A quick way to check on your server type (if you'd rather not just ask them) is to see how it handles a 404, Page Not Found Error. Go to the address bar of your browser, type in the URL of your website, type a forward slash as if you were going to access a subpage or subdirectory, and then type a bunch of garbage characters. A windows server will return a "The page cannot be found" error page with a link to the root directory of your site in the middle of the page and a link to Microsoft Support at the bottom.

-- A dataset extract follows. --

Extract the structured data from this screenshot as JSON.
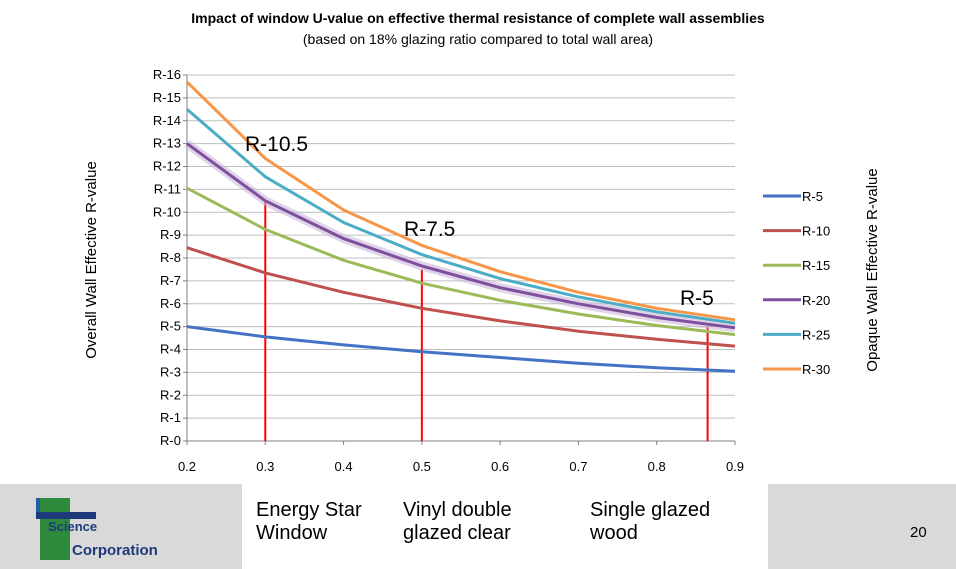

A Unix server will give you a smaller "Not Found" error with a bunch of information on the specific Apache version of the hosting server and a link to your root directory at the bottom.

By the way--if you're still reading this very long post--I'd recommend using Notepad over MS Word for web editing. You can even download some fairly useful, free web editors from ZDnet. Pretty much anything is better than using Word for web pages.


----------



## overbydt (Jun 20, 2002)

OK, the test.shtml works. And I'm attaching a screenshot of the error page.


----------



## BMoCore (Dec 29, 2005)

overbydt said:


> OK, the test.shtml works. And I'm attaching a screenshot of the error page.


Your test never ran. Error 404 means the file (test.shtml) was not found. The test is only determining pass/fail on the basis of whether you see a date between the X's or not.


----------



## overbydt (Jun 20, 2002)

No the test DID run, I got the date between the Xs. ptvGuy wanted to know what the error page looks like, so I posted a picture of the page.


----------